The run up in uranium prices was just one part of an overall explosion of commodity prices. The price of oil, natural gas, iron and steel, copper, gold, corn, soybeans, you name it, all rose to spectacular levels. We were told that these price increases were all due to increasing demand in China and India. As those countries tried to live and consume like we do, an almost unfathomable level of demand for just about everything was being created. A permanent era of scarcity and high commodity prices was upon us, or so the “experts” told us.
Then, mysteriously for those with short memories, commodity prices began to decline. Uranium prices began tumbling in mid-2007, long before the current financial crisis began choking off economic growth around the world. By the beginning of 2008 uranium prices were half what they had been six months earlier. Today they are a third of their peak levels and still plunging.
Of course the same thing happened with oil prices as they tumbled from close to $150 a barrel to $65 in less than four months and natural gas prices fell from $13 per million BTUs to $7 during the same time period.
Some will blame this all on the collapsing world economy. But those making the excuses are the same people who told us that the Chinese economy was going to grow at double digit rates indefinitely into the future, creating permanently high and rising commodity prices. Not so strangely, those were also the people who told us that housing prices would continue to rise forever and a decade ago were assuring us that dot.com stock prices would rise indefinitely at double digit rates. These high paid financial consultants were consistently wrong, but that, apparently, did not affect their high pay.
All one has to do is look back over the history of commodity prices or housing prices or stock prices to see that they are strongly cyclical and, at times, highly volatile. They always have been and will continue to be so in the future.

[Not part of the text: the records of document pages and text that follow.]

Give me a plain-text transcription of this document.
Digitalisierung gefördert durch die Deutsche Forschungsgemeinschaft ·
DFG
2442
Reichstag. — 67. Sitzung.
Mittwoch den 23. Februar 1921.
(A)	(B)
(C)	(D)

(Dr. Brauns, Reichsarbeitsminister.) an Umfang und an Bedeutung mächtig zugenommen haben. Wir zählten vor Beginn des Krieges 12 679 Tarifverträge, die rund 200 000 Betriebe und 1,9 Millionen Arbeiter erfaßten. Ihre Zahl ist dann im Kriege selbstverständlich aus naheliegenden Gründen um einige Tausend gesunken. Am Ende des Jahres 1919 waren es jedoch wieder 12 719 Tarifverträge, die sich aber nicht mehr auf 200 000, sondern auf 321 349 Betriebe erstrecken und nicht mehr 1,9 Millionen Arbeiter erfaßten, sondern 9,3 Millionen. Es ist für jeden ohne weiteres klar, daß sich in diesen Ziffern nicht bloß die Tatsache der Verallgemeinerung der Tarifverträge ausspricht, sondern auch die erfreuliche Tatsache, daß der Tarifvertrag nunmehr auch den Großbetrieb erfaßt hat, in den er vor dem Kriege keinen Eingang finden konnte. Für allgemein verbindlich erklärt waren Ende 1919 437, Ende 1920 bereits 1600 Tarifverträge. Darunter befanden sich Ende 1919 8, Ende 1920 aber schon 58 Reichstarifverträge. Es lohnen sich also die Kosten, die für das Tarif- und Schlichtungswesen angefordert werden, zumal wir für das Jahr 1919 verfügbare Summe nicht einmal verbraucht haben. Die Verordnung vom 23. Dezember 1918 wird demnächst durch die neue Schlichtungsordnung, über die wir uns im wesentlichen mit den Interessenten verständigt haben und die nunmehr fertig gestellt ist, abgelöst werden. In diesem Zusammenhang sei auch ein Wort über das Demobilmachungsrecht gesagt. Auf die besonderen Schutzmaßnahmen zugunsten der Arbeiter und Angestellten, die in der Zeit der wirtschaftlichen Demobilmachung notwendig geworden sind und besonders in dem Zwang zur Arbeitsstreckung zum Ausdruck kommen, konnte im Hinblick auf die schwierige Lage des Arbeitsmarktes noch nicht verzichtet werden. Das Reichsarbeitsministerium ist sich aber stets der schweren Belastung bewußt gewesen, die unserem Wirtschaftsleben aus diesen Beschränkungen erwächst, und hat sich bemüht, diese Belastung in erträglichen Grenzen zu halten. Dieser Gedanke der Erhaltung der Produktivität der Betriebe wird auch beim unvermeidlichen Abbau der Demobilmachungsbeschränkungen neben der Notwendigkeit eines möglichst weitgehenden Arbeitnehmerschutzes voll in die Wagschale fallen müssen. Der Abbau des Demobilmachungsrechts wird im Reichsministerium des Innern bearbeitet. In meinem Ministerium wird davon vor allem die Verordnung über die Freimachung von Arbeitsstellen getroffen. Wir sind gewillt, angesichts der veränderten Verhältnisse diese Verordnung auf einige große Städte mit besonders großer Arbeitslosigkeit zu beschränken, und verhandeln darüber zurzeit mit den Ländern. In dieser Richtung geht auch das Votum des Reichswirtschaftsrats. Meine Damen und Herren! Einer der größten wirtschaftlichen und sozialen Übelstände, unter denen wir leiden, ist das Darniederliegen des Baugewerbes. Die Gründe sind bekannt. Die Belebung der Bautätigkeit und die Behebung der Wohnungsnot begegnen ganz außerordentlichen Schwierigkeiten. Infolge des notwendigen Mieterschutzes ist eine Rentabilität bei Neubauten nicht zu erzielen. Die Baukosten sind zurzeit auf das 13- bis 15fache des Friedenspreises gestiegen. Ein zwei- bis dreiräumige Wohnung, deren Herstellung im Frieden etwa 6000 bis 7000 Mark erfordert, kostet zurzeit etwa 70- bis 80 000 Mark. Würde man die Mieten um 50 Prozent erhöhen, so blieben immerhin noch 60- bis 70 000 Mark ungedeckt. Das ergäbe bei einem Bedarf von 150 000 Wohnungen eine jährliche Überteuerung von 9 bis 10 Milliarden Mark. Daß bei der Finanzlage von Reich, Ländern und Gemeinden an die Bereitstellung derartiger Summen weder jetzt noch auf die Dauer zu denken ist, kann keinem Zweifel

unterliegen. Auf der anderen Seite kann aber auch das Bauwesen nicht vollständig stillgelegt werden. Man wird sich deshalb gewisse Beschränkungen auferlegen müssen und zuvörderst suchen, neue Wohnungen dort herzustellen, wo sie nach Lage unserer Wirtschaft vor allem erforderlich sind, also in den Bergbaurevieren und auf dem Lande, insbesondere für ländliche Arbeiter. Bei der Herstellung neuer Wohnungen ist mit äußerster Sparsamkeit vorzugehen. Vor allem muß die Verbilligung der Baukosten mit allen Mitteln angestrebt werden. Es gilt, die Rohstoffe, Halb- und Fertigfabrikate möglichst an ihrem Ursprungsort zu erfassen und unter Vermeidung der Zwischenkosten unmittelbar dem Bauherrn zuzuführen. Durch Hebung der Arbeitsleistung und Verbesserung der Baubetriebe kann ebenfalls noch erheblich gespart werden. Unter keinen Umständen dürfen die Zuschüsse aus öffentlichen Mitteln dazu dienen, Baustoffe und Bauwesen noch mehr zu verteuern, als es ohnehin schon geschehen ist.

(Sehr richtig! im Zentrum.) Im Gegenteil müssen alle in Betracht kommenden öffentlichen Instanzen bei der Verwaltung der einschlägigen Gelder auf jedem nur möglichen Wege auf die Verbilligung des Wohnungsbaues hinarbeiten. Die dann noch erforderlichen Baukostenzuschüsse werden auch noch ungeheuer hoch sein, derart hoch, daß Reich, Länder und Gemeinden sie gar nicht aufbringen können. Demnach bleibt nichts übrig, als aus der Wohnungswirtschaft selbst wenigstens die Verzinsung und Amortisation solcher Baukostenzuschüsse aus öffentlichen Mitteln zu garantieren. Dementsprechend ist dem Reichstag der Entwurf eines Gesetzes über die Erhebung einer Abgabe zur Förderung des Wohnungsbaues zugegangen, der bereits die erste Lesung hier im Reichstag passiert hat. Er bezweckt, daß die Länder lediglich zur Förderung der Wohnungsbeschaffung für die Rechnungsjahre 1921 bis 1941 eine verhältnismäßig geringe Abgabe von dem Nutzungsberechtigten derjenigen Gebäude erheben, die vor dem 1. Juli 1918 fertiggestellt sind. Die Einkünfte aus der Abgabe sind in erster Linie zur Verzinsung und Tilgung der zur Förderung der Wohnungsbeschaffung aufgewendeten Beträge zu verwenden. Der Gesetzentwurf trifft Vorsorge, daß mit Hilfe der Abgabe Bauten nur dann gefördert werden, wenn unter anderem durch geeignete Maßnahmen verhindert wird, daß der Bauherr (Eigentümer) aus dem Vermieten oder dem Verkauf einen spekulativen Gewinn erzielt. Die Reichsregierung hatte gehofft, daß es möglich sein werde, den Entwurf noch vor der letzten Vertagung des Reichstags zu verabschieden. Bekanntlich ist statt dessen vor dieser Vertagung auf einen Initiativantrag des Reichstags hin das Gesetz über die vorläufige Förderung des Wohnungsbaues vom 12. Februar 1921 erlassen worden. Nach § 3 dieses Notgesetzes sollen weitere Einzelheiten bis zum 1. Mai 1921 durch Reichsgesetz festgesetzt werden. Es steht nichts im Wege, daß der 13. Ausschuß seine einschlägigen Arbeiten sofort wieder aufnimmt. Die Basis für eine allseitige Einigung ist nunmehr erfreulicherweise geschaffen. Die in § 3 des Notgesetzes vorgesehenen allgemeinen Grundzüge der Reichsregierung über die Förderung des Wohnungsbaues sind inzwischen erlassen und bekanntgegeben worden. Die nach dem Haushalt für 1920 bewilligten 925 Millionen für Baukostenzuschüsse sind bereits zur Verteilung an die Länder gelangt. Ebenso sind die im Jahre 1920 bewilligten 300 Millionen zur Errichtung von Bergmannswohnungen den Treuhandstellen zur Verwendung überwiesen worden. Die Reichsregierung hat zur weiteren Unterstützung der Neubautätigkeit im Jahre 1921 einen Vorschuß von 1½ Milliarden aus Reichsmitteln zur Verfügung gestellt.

Uranium prices, when adjusted for inflation, were as high in July of 1976 as they were in June of 2007. By 1984, however, uranium prices had fallen by 80 percent. More recently, it has taken only about a year for a similar plunge. Since the 1970s we have also been through several oil price cycles. And this is hardly the first time that new housing starts have plummeted and housing values have declined.
When prices are high and rising, even the most sophisticated among us gets drawn into the mob psychology of irrational exuberance, believing and acting as if the rising prices will go on forever and we will all get rich. Then the worm turns and we panic and sink into a collective gloom that prolongs the collapse. Part of this is unavoidable in a market economy because of lags in information, the time it takes to build new homes and factories, and the inertia of expectations. We tend to overshoot, retrench, and overshoot again.
But much of the current volatility has been tied to a change in business and personal culture and values that has become enshrined in our abandonment of public regulation. Once we were careful and cautious, saving before we spent, balancing our investment portfolios, comfortable with long term investments that paid off modestly for many years into the future. Now we borrow at incredibly high interest rates to pay for our consumption. We look for quick gains by gambling in financial securities rather then investing in actual productive capacity. A 5 percent return is for chumps. We want a 10 or 15 or 20 percent return. Instead of living in a house and improving it slowly over time, we buy houses only to “flip” them to make a quick return. We want something for nothing and we want it quickly. That is also what our businesses and financial institutions have been chasing. Our government, of course, through deregulation has been encouraging that speculative, short-term, casino mentality.
It is not clear that the current financial meltdown and all of the hundreds of billions of dollars of government bailouts will actually sober us up and get us out of the casino. The dot-com collapsed did not do that. Even the housing market collapse did not do it. We just rushed out and shifted our money to speculating on commodities. We are still looking for the next big thing and the next big payoff that will make us rich quickly. The last time we went through this, it took a 10 year depression and a World War to sober us up and get us back on a more disciplined and productive path. Hopefully that is not the only medicine that will work.